In one embodiment, the air compressor assembly 4 further includes a first noise damping cotton (not shown) installed in the upper space 411 and a second noise damping cotton (not shown) installed in the lower space 412. It can be appreciated that, because the power of the air compressor 42 is larger, the first silencing cotton can reduce the noise generated at the air suction end of the air compressor 42, and the second silencing cotton can reduce the noise generated at the output end of the air compressor 42, so that the user experience of the air path device of the respirator is improved.

The above embodiments of the ventilator circuit device and the ventilator of the present utility model are merely examples, and are not intended to limit the present utility model, and any modifications, equivalent substitutions and improvements made within the spirit and principle of the present utility model and the action principle are included in the protection scope of the present utility model.

Claims

1. The air channel device of the breathing machine is characterized by comprising a bottom plate, an oxygen interface, an air compressor assembly, a first installation block provided with an oxygen channel and a second installation block provided with an air channel, wherein the air compressor assembly comprises a shell provided with an inner space and an air compressor arranged in the inner space, and the air compressor divides the inner space into an upper space and a lower space; the shell is also provided with an air inlet communicated with the upper space, an oxygen inlet and an air-oxygen mixture outlet which are both communicated with the lower space;

2. The ventilator circuit assembly of claim 1, further comprising an oxygen relief valve, and an oxygen ratio control valve; the first mounting block is further provided with a first mounting port, a second mounting port and a third mounting port which are communicated with the oxygen channel, the oxygen pressure relief valve is mounted in the first mounting port, the oxygen pressure relief valve is mounted in the second mounting port, and the oxygen proportion regulating valve is mounted in the third mounting port.

3. The ventilator circuit assembly of claim 1, further comprising an oxygen flow sensor mounted to the base plate, wherein the outlet of the oxygen airway communicates with the oxygen inlet through the oxygen flow sensor.

4. The ventilator circuit assembly of claim 1, further comprising a safety valve and an emergency inhalation valve, wherein the second mounting block is further provided with a fourth mounting port and a fifth mounting port each communicating with the air passage, the safety valve is mounted in the fourth mounting port, and the emergency inhalation valve is mounted in the fifth mounting port.

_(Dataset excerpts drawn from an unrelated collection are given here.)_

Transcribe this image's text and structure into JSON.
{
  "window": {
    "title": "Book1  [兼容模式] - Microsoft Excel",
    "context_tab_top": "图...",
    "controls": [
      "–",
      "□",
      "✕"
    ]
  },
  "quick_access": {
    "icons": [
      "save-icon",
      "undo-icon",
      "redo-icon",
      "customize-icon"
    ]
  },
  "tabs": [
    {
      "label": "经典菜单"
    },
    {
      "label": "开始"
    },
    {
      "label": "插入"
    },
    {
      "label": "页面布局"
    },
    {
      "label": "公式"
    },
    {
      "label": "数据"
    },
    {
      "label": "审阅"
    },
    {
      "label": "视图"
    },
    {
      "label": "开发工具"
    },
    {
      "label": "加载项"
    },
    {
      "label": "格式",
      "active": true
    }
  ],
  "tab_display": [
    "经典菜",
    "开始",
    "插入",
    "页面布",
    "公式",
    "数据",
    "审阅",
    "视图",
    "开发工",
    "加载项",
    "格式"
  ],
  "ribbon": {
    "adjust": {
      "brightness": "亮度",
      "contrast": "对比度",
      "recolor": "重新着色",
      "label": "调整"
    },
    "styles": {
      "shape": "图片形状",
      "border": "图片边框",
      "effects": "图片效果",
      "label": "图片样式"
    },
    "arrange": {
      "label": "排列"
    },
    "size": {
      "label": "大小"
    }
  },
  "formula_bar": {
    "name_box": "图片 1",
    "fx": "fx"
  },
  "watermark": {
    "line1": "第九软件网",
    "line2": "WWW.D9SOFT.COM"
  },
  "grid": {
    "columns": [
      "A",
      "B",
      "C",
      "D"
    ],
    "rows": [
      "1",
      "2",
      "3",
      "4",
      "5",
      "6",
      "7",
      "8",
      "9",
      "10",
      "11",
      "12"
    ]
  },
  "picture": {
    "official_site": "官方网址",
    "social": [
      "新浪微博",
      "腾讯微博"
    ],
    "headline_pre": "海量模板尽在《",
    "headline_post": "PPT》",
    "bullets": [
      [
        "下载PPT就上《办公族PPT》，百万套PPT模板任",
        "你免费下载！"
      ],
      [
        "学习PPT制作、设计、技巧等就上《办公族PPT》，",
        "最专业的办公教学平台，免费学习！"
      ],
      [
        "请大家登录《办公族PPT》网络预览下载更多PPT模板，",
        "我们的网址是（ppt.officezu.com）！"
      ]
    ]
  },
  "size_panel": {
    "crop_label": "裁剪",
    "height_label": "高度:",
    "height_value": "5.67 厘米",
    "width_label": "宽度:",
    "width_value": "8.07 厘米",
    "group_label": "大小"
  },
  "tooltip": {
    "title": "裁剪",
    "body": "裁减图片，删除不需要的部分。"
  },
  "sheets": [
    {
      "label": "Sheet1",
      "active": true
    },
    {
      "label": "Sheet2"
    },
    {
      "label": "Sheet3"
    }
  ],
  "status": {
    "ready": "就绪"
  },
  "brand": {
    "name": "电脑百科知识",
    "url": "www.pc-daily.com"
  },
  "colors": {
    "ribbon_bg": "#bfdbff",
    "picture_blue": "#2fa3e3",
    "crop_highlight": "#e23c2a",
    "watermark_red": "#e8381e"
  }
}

5. The ventilator circuit assembly of claim 4, wherein the emergency inhalation valve comprises a closure plate and a closure member, the closure member comprising a closure plate and a slide bar connected to the closure plate; the sealing plate is mounted on the second mounting block and seals the fifth mounting port; the sealing plate is provided with a guide hole and a plurality of air holes which are arranged around the guide hole, the guide hole and the air holes are communicated with the air channel, the sliding rod is slidably arranged in the guide hole, the blocking plate is positioned in the air channel, and the blocking plate is used for opening or blocking the air holes.

6. The ventilator circuit assembly of claim 1, further comprising an air flow sensor, wherein the outlet of the air passage communicates with the air inlet via the air flow sensor.

7. The ventilator circuit assembly of claim 1, wherein the air compressor assembly further comprises a flexible pad, the housing being mounted to the base plate by the flexible pad.

8. The ventilator circuit assembly of claim 1, wherein the air compressor assembly further comprises a first sound damping cotton mounted in the upper space and a second sound damping cotton mounted in the lower space.

9. A ventilator comprising a main unit and a ventilator circuit assembly as claimed in any of claims 1 to 8, the ventilator circuit assembly being mounted within the main unit.